It will be official if the Blue Jays, as expected, put right-hander A.J. Burnett on the disabled list: There's a curse on any player who appears in one of those off-beat promotional commercials that the crack Jays marketing department dreams up in the dead of winter.
Every player on the current roster who's generally made an ass of himself in the name of getting the Jays' brand out there either seems to end up on the disabled list or just generally sucking. So in the name of all that is holy, can the Jays only sacrifice expendable players -- lookin' at you, Jason Phillips -- on the altar of marketing, or come up with something new? This isn't funny any more and neither is being 2 games below .500 in the middle of June.
ROY HALLADAY, PITCHER
The ad: Doc happens across a group of teenagers throwing rocks at a hornet's nest. He checks the imaginary runner, winds, throws, and knocks the nest from the branch.
The fallout: The Jays were forced to shut down Halladay due to a tender elbow last season, when the ad first ran. This season, he ended up on the DL after needing an emergency appendectomy.
TROY GLAUS, THIRD BASE
The ad: After watching a group of kids hack away at a pinata during a birthday party, Glaus steps up and knocks it out of the yard, then goes into a home-run trot.

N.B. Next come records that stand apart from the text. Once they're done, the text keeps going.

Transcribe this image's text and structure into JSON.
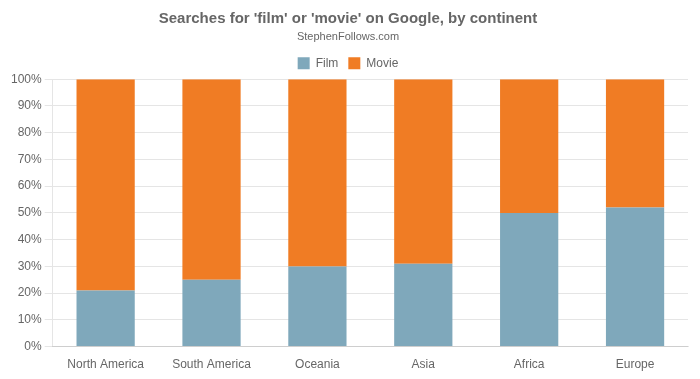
{
  "chart_data": {
    "type": "bar",
    "title": "Searches for 'film' or 'movie' on Google, by continent",
    "subtitle": "StephenFollows.com",
    "categories": [
      "North America",
      "South America",
      "Oceania",
      "Asia",
      "Africa",
      "Europe"
    ],
    "series": [
      {
        "name": "Film",
        "color": "#7fa8bb",
        "values": [
          21,
          25,
          30,
          31,
          50,
          52
        ]
      },
      {
        "name": "Movie",
        "color": "#f07c24",
        "values": [
          79,
          75,
          70,
          69,
          50,
          48
        ]
      }
    ],
    "stacked": true,
    "ylim": [
      0,
      100
    ],
    "yticks": [
      {
        "value": 0,
        "label": "0%"
      },
      {
        "value": 10,
        "label": "10%"
      },
      {
        "value": 20,
        "label": "20%"
      },
      {
        "value": 30,
        "label": "30%"
      },
      {
        "value": 40,
        "label": "40%"
      },
      {
        "value": 50,
        "label": "50%"
      },
      {
        "value": 60,
        "label": "60%"
      },
      {
        "value": 70,
        "label": "70%"
      },
      {
        "value": 80,
        "label": "80%"
      },
      {
        "value": 90,
        "label": "90%"
      },
      {
        "value": 100,
        "label": "100%"
      }
    ],
    "grid": true,
    "legend": "top"
  }
}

The fallout: Hampered by a nagging heel problem, Glaus has only 11 homers so far this season. That's still good for second on the team, but this time last year, he had 20.
VERNON WELLS, CENTRE FIELD
The ad: Wells tearing off running, as if he's rounding the bases, during a children's game of hide-and-seek, eventually hiding in a dumpster.
The fallout: The ad actually ran in 2006, but in 2007, Wells' numbers are in the dumpster. With his thin and watery .723 OPS, he's on pace for his worst season since becoming an everyday player in 2002.
LYLE OVERBAY, FIRST BASE
The ad: Overbay catches the bouquet at a wedding reception and wings it at the bride, then smiles goofily before it dawns on him that was a massively uncool thing to do.
The fallout: Overbay isn't catching many bouquets these days after breaking his right hand in a game vs. the White Sox last month.
FRANK THOMAS, DESIGNATED HITTER
The ad: Thomas jumps in during a pillow fight and knocks a small boy flying. The ad was pulled since some watchdog group thought it made light of child abuse.
The fallout: Prior to his home run yesterday, that was about the most solid contact Thomas had made all season. The big man is being outslugged by Aaron Hill, a 190-pound middle infielder.
The commercial curse doesn't explain all of the Jays' woes. Leadoff hitter Reed Johnson (out until at least next month with hernia surgery) hasn't been in any commercials, and neither has closer B.J. Ryan, who had to have season-ending surgery.
Still, one hopes that Alex Rios isn't featured prominently in next season's promotional campaign.